Drug delivery: Acid put-down

Proc. Natl Acad. Sci. USA 103, 6460–6465 (2006)

A peptide that spontaneously inserts across plasma membranes can act as a ‘nanosyringe’ to deliver drugs into cells, researchers led by Donald Engelman at Yale University have shown.

The researchers attached a cargo molecule to the carboxy terminus of the peptide — the end that pokes through to the far side of the membrane. When the peptide inserted itself across the membranes of living cells, the reducing environment inside the cell broke down the linking bond (a disulfide), releasing the cargo into the cell's cytoplasm.

The peptide was derived from the membrane protein bacteriorhodopsin. It was christened pHLIP, for pH (Low) Insertion Peptide, because it inserts only in acidic conditions. Such a property could be useful in treating conditions associated with low pH, such as tumours and stroke damage.

Organic chemistry: Fuel for the future?

Credit: AGSTOCKUSA/ALAMY

Science 312, 257 (2006)

Researchers in the United States have found a new way to convert small hydrocarbons, which can be obtained from coal or biomass, into the larger molecules needed for transportation fuel.

The process, called alkane metathesis, employs two catalysts to cleave the molecules' ends, and then bond the larger fragments together. For example, hydrocarbons with six carbon atoms yield a mixture enriched in molecules with ten carbons — useful in fuels such as diesel, report Alan Goldman at Rutgers University, New Jersey, Maurice Brookhart at the University of North Carolina at Chapel Hill, and their colleagues

While the oil holds out, the reaction could also be run in reverse to replace the ‘cracking’ procedure used in oil refineries (pictured) to break down large hydrocarbons.

Journal club

Reta Beebe

New Mexico State University, Las Cruces

Having worked on two generations of spacecraft sent to Saturn, a planetary scientist puzzles over its moon, Enceladus.

When I began working on the Voyager 2 craft, all we knew about the Saturnian moon Enceladus was what could be observed through telescopes.
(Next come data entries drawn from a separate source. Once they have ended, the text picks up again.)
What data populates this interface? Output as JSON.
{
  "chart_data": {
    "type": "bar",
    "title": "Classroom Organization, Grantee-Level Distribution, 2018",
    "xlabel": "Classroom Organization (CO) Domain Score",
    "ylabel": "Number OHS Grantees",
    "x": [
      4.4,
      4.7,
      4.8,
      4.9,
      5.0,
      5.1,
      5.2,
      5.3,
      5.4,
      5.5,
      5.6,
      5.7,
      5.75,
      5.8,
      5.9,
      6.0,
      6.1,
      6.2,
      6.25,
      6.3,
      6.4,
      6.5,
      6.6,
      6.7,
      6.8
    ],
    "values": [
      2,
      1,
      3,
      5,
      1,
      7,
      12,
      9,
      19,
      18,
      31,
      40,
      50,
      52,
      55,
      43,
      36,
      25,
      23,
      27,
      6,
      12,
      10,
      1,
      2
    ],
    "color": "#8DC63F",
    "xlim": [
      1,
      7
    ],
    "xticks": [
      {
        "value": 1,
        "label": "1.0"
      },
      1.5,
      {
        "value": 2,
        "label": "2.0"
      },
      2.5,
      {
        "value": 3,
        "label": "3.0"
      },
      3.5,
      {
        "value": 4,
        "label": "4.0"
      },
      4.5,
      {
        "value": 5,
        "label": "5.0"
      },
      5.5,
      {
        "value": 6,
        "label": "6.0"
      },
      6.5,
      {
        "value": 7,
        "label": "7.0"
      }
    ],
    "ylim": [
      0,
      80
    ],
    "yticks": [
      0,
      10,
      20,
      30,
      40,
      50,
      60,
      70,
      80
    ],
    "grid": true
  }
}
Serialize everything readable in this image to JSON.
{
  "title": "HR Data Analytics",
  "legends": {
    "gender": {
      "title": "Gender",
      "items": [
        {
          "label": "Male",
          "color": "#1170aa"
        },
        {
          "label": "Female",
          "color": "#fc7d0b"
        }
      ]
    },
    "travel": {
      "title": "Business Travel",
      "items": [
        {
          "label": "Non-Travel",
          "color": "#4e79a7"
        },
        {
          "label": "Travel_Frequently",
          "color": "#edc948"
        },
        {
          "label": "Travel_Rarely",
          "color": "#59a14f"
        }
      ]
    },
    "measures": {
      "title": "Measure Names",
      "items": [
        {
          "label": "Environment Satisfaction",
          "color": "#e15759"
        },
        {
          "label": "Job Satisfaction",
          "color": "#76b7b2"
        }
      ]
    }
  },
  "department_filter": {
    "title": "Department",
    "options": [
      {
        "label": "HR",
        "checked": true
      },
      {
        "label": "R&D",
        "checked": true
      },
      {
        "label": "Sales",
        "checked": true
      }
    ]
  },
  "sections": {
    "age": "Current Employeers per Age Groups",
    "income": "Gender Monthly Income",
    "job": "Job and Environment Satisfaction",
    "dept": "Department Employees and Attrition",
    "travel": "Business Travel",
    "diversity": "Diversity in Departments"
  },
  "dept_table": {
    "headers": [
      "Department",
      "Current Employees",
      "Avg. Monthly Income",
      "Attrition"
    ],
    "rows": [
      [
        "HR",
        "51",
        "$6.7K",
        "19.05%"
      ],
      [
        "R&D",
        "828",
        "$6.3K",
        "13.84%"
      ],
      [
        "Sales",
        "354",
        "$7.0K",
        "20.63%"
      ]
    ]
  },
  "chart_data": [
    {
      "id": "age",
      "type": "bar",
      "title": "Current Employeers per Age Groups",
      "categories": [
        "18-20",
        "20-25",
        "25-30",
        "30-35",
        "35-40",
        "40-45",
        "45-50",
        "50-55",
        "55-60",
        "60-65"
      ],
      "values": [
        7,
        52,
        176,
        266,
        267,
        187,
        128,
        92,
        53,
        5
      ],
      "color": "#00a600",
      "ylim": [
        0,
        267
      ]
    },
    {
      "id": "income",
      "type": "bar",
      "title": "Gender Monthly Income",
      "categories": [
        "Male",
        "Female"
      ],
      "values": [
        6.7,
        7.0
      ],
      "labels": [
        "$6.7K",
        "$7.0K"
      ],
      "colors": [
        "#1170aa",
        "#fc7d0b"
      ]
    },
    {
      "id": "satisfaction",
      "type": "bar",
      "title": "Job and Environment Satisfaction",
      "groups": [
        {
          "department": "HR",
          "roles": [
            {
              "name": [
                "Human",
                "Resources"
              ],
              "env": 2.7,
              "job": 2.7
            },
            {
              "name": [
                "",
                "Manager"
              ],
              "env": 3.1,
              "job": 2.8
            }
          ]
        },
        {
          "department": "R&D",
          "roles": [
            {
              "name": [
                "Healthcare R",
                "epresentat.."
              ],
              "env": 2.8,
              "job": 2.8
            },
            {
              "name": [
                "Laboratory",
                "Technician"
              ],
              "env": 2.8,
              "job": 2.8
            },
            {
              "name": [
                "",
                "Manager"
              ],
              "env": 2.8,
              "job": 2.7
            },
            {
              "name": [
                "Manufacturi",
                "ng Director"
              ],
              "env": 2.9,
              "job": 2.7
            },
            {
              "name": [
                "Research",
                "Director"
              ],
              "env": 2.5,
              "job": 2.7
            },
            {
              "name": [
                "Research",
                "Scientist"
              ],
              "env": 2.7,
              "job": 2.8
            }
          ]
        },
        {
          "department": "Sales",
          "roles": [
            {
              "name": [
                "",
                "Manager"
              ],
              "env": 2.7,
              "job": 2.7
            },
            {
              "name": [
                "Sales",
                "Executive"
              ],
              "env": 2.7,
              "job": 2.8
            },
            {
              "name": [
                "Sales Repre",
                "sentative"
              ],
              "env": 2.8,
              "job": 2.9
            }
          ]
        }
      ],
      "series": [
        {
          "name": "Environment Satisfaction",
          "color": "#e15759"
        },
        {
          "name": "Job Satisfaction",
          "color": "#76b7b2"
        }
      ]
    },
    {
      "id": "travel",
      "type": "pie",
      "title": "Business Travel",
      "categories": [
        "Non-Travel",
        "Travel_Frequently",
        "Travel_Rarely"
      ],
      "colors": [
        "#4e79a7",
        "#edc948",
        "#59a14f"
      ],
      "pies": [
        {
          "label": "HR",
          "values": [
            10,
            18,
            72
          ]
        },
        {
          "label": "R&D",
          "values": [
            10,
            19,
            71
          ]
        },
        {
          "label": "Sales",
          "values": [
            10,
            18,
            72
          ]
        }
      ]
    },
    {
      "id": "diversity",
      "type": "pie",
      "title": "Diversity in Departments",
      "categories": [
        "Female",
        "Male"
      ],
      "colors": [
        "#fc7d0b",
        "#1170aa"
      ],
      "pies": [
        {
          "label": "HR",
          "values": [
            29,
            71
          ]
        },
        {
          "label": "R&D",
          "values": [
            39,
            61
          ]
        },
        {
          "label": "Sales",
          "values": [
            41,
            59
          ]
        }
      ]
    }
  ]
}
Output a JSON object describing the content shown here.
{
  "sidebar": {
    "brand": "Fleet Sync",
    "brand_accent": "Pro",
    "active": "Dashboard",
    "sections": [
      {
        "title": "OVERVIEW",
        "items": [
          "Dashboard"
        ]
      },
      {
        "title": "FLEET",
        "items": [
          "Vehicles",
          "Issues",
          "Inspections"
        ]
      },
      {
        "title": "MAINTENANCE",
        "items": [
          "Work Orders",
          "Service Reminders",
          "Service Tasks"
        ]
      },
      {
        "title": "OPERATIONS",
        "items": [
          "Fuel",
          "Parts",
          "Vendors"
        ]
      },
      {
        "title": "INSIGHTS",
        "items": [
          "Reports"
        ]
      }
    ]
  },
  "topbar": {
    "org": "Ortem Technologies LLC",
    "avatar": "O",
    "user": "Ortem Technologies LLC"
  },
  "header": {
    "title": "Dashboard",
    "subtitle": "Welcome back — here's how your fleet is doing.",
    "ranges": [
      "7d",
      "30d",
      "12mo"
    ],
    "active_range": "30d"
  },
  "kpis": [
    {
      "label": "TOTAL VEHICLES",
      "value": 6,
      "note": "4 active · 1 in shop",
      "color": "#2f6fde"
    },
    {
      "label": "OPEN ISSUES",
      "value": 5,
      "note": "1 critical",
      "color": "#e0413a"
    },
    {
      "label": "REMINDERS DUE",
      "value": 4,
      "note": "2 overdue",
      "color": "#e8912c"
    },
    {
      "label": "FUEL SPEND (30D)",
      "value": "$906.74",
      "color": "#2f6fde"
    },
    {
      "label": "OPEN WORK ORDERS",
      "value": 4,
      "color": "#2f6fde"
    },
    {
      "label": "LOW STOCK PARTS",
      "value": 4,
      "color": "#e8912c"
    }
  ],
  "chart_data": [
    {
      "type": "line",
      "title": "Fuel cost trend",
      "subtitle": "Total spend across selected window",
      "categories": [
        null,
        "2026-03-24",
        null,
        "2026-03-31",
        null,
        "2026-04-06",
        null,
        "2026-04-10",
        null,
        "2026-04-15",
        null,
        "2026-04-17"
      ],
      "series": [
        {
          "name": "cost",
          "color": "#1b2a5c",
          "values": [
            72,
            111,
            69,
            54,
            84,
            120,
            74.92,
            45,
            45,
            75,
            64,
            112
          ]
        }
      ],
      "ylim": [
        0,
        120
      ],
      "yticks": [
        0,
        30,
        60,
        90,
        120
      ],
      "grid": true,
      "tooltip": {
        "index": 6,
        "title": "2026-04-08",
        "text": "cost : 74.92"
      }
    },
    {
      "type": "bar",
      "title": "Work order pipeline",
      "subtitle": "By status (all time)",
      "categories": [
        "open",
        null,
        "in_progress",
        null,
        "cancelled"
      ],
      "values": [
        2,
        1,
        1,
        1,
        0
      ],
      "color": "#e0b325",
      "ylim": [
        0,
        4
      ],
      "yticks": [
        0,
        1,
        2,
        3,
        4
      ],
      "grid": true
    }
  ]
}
It appeared small and as bright as fresh snow.

Then, in 1981, Voyager 2 passed near the moon and returned pictures of its surface. As a member of the imaging team, I was surprised by what I saw.

In addition to the craters that we expected, some areas seemed to have been resurfaced by flooding. It wasn't clear how this could happen. Conditions at such a distance from the Sun had to be frigid, and the moon was too small for tidal heating — heat generated by tidal forces stretching and squeezing a body — to produce liquid water.

I liked the theory that an ammonia–water mixture might act as antifreeze and well up to create a slushy flood. I recall explaining it to a third-grade class. The New Mexico students were already fascinated by the moon whose name looked very much like enchiladas, and the idea of oozing antifreeze drew shivers of glee.

Nearly 25 years later, I am still working for NASA, and have been deeply involved in planning the Cassini–Huygens mission to Saturn. Now its results, published in a March special issue of Science (311, 1388–1428; 2006), present me and the children of my 1980s students with new problems to consider.

Cassini–Huygens, having made three flybys of Enceladus, detected ice particles but no ammonia gas, wiping out the antifreeze idea. It has also seen puzzling hot spots that are spewing gas. But how do you make geysers on a cold moon? I hope the Cassini mission will be extended beyond the next scheduled flyby, in 2008, to give us the best chance of finding out.